I am not going to pretend to be an expert on international development. One of my reasons for going to New York is so that I can learn more about the issue - and share that process through this blog. But I do like the thoroughly Liberal emphasis on political reform here.
We see the problem of poverty as fundamentally political. Barriers to the poor’s development are political and social as much as economic. Sustainable development and poverty reduction can ultimately only be achieved through political empowerment in and for developing countries.
We will take a political approach to development processes at all levels. A Liberal Democrat Department for International Development (DfID) will remain independent but be better integrated with other departments as part of a government-wide development strategy, focused on poverty reduction and social protection.

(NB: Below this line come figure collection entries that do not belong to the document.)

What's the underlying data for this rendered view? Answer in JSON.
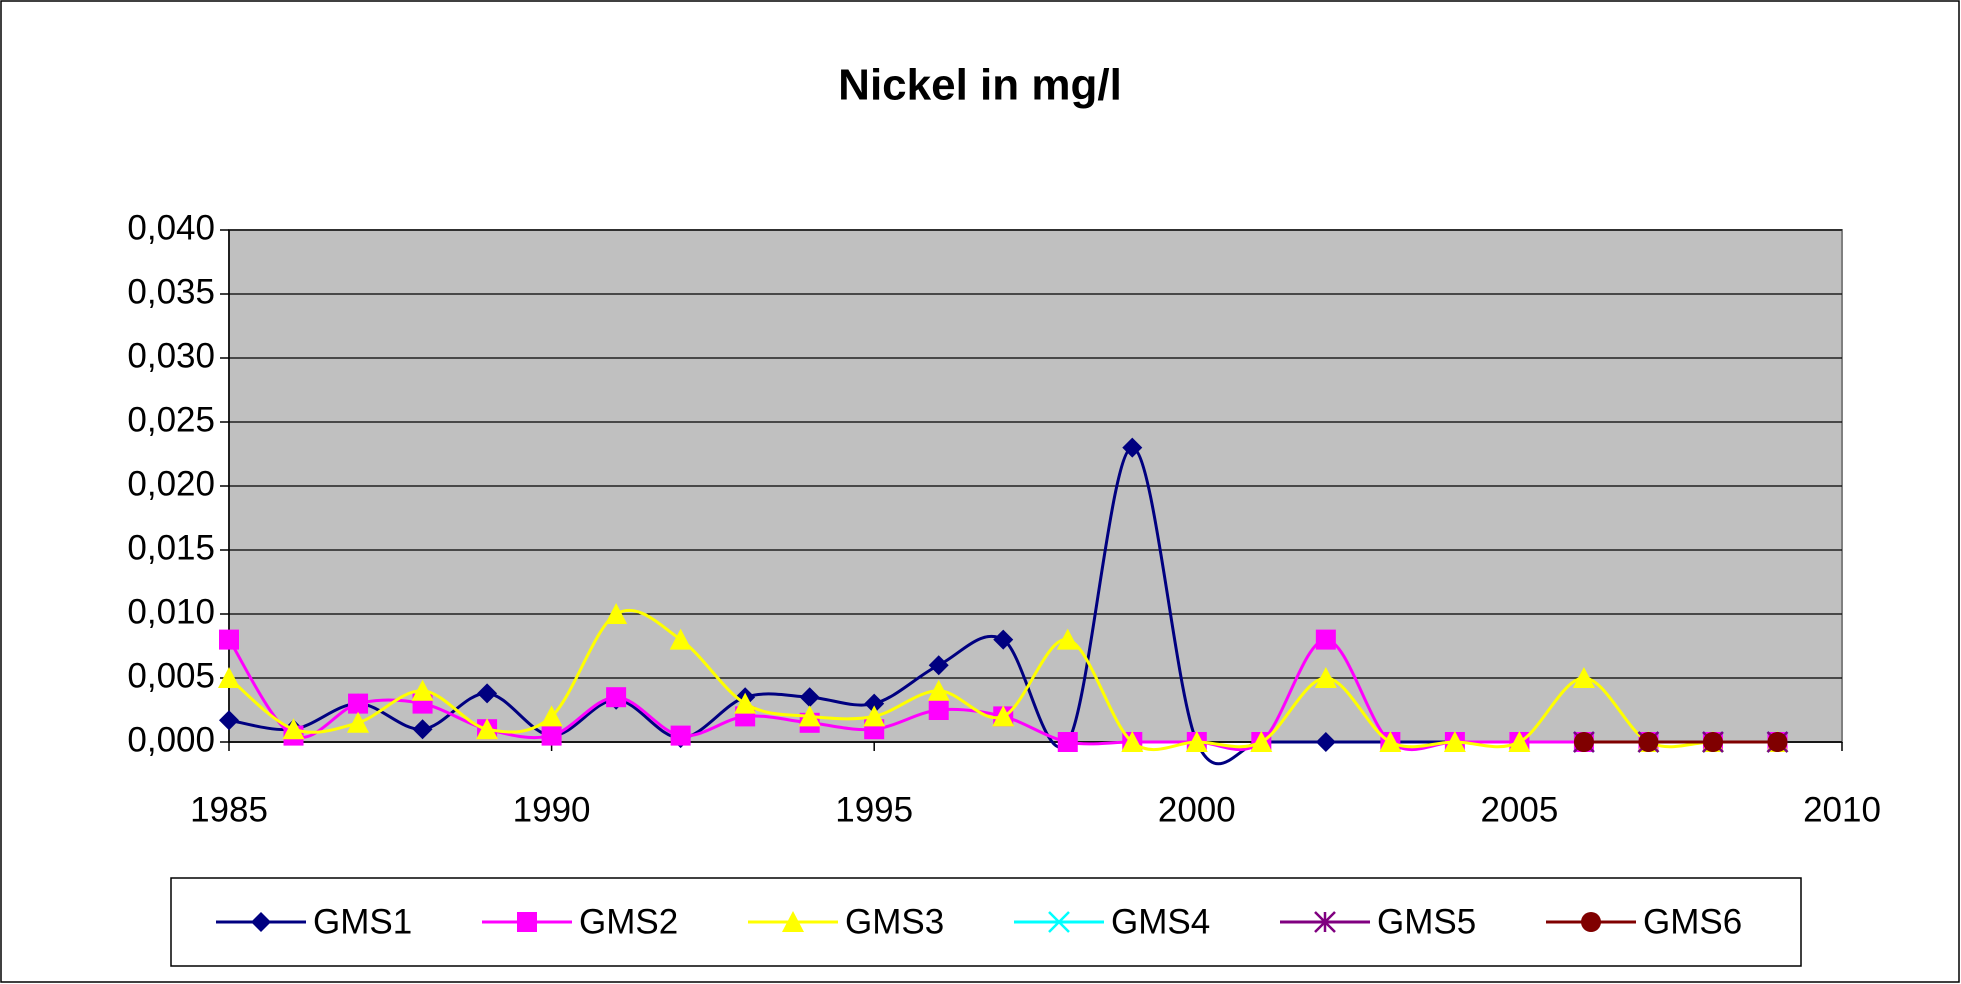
{
  "chart_data": {
    "type": "line",
    "title": "Nickel in mg/l",
    "x": [
      1985,
      1986,
      1987,
      1988,
      1989,
      1990,
      1991,
      1992,
      1993,
      1994,
      1995,
      1996,
      1997,
      1998,
      1999,
      2000,
      2001,
      2002,
      2003,
      2004,
      2005,
      2006,
      2007,
      2008,
      2009
    ],
    "series": [
      {
        "name": "GMS1",
        "color": "#000080",
        "marker": "diamond",
        "values": [
          0.0017,
          0.001,
          0.003,
          0.001,
          0.0038,
          0.0005,
          0.0033,
          0.0003,
          0.0035,
          0.0035,
          0.003,
          0.006,
          0.008,
          0,
          0.023,
          0,
          0,
          0,
          0,
          0,
          0,
          0,
          0,
          0,
          0
        ]
      },
      {
        "name": "GMS2",
        "color": "#ff00ff",
        "marker": "square",
        "values": [
          0.008,
          0.0005,
          0.003,
          0.003,
          0.001,
          0.0005,
          0.0035,
          0.0005,
          0.002,
          0.0015,
          0.001,
          0.0025,
          0.002,
          0,
          0,
          0,
          0,
          0.008,
          0,
          0,
          0,
          0,
          0,
          0,
          0
        ]
      },
      {
        "name": "GMS3",
        "color": "#ffff00",
        "marker": "triangle",
        "values": [
          0.005,
          0.001,
          0.0015,
          0.004,
          0.001,
          0.002,
          0.01,
          0.008,
          0.003,
          0.002,
          0.002,
          0.004,
          0.002,
          0.008,
          0,
          0,
          0,
          0.005,
          0,
          0,
          0,
          0.005,
          0,
          0,
          0
        ]
      },
      {
        "name": "GMS4",
        "color": "#00ffff",
        "marker": "x",
        "values": [
          null,
          null,
          null,
          null,
          null,
          null,
          null,
          null,
          null,
          null,
          null,
          null,
          null,
          null,
          null,
          null,
          null,
          null,
          null,
          null,
          null,
          0,
          0,
          0,
          0
        ]
      },
      {
        "name": "GMS5",
        "color": "#800080",
        "marker": "star",
        "values": [
          null,
          null,
          null,
          null,
          null,
          null,
          null,
          null,
          null,
          null,
          null,
          null,
          null,
          null,
          null,
          null,
          null,
          null,
          null,
          null,
          null,
          0,
          0,
          0,
          0
        ]
      },
      {
        "name": "GMS6",
        "color": "#800000",
        "marker": "circle",
        "values": [
          null,
          null,
          null,
          null,
          null,
          null,
          null,
          null,
          null,
          null,
          null,
          null,
          null,
          null,
          null,
          null,
          null,
          null,
          null,
          null,
          null,
          0,
          0,
          0,
          0
        ]
      }
    ],
    "xlim": [
      1985,
      2010
    ],
    "xticks": [
      1985,
      1990,
      1995,
      2000,
      2005,
      2010
    ],
    "ylim": [
      0,
      0.04
    ],
    "yticks": [
      {
        "value": 0,
        "label": "0,000"
      },
      {
        "value": 0.005,
        "label": "0,005"
      },
      {
        "value": 0.01,
        "label": "0,010"
      },
      {
        "value": 0.015,
        "label": "0,015"
      },
      {
        "value": 0.02,
        "label": "0,020"
      },
      {
        "value": 0.025,
        "label": "0,025"
      },
      {
        "value": 0.03,
        "label": "0,030"
      },
      {
        "value": 0.035,
        "label": "0,035"
      },
      {
        "value": 0.04,
        "label": "0,040"
      }
    ],
    "grid": true,
    "smooth": true,
    "legend": "bottom",
    "plot_background": "#c0c0c0"
  }
}
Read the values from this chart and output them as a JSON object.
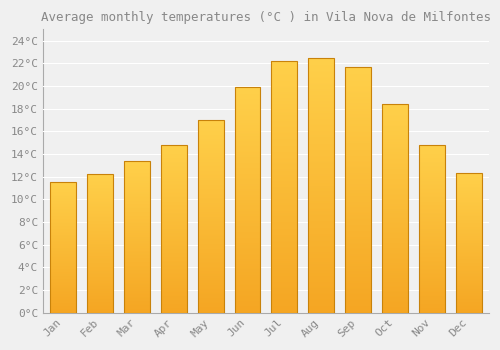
{
  "months": [
    "Jan",
    "Feb",
    "Mar",
    "Apr",
    "May",
    "Jun",
    "Jul",
    "Aug",
    "Sep",
    "Oct",
    "Nov",
    "Dec"
  ],
  "temperatures": [
    11.5,
    12.2,
    13.4,
    14.8,
    17.0,
    19.9,
    22.2,
    22.5,
    21.7,
    18.4,
    14.8,
    12.3
  ],
  "bar_color_top": "#FFD04A",
  "bar_color_bottom": "#F5A623",
  "bar_edge_color": "#C8820A",
  "title": "Average monthly temperatures (°C ) in Vila Nova de Milfontes",
  "ylim": [
    0,
    25
  ],
  "yticks": [
    0,
    2,
    4,
    6,
    8,
    10,
    12,
    14,
    16,
    18,
    20,
    22,
    24
  ],
  "ytick_labels": [
    "0°C",
    "2°C",
    "4°C",
    "6°C",
    "8°C",
    "10°C",
    "12°C",
    "14°C",
    "16°C",
    "18°C",
    "20°C",
    "22°C",
    "24°C"
  ],
  "background_color": "#f0f0f0",
  "plot_bg_color": "#f0f0f0",
  "grid_color": "#ffffff",
  "title_fontsize": 9,
  "tick_fontsize": 8,
  "font_color": "#888888",
  "bar_width": 0.7
}
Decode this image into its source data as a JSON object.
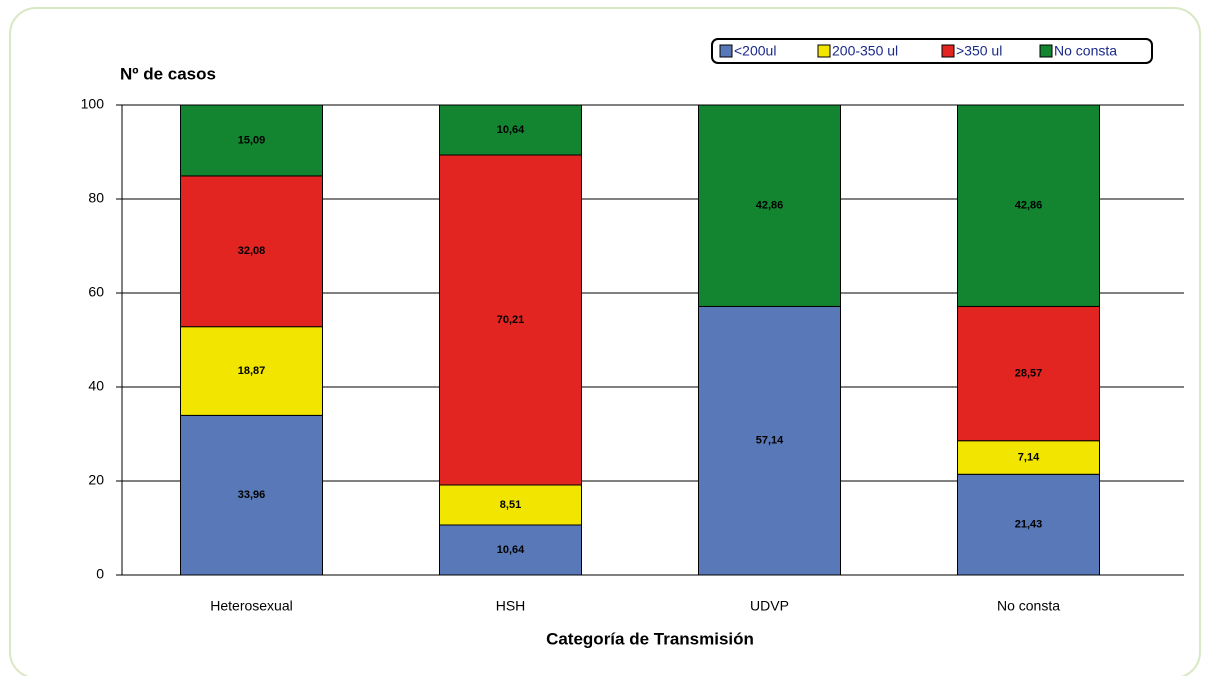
{
  "chart_data": {
    "type": "stacked_bar",
    "y_label": "Nº de casos",
    "x_label": "Categoría de Transmisión",
    "categories": [
      "Heterosexual",
      "HSH",
      "UDVP",
      "No consta"
    ],
    "series": [
      {
        "name": "<200ul",
        "color": "#5878b8",
        "values": [
          33.96,
          10.64,
          57.14,
          21.43
        ],
        "value_labels": [
          "33,96",
          "10,64",
          "57,14",
          "21,43"
        ]
      },
      {
        "name": "200-350 ul",
        "color": "#f2e500",
        "values": [
          18.87,
          8.51,
          null,
          7.14
        ],
        "value_labels": [
          "18,87",
          "8,51",
          null,
          "7,14"
        ]
      },
      {
        "name": ">350 ul",
        "color": "#e32522",
        "values": [
          32.08,
          70.21,
          null,
          28.57
        ],
        "value_labels": [
          "32,08",
          "70,21",
          null,
          "28,57"
        ]
      },
      {
        "name": "No consta",
        "color": "#138531",
        "values": [
          15.09,
          10.64,
          42.86,
          42.86
        ],
        "value_labels": [
          "15,09",
          "10,64",
          "42,86",
          "42,86"
        ]
      }
    ],
    "ylim": [
      0,
      100
    ],
    "yticks": [
      0,
      20,
      40,
      60,
      80,
      100
    ],
    "grid": true
  }
}
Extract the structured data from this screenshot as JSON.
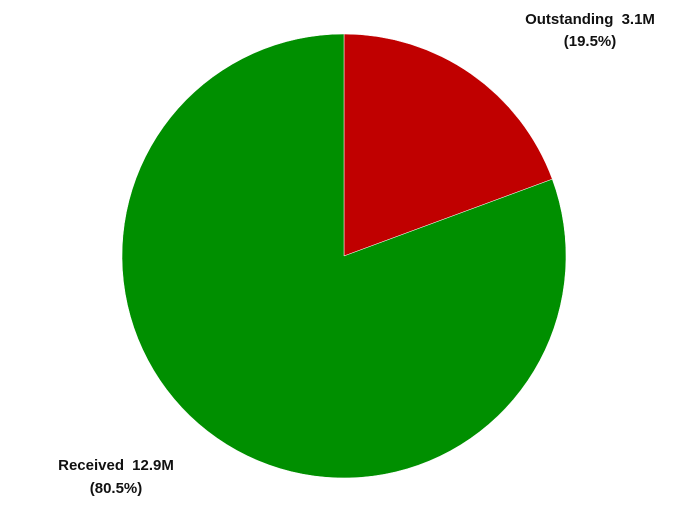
{
  "chart_data": {
    "type": "pie",
    "slices": [
      {
        "name": "Outstanding",
        "value_label": "3.1M",
        "value": 3.1,
        "percent": 19.5,
        "percent_label": "(19.5%)",
        "color": "#c00000"
      },
      {
        "name": "Received",
        "value_label": "12.9M",
        "value": 12.9,
        "percent": 80.5,
        "percent_label": "(80.5%)",
        "color": "#008f00"
      }
    ]
  }
}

We will improve transparency and accountability in UK development spending and demand it in multilateral agencies and transnational corporations. We will aim to enable poor communities to participate in their own development and to hold their governments to account. We will support local government, civil society and political processes in developing countries – especially in fragile and conflict-affected areas.
We will make development assistance more demand-led and encourage governments and societies to reduce their need for aid. Liberal Democrats recognise that development is difficult and that there are limits to what can be achieved through external support.
We will commission local research into obstacles to development; and monitor the impact of our efforts in terms of broad impacts over time.
The Conference debate on Accountability to the Poor will be on the afternoon of Sunday 19 September.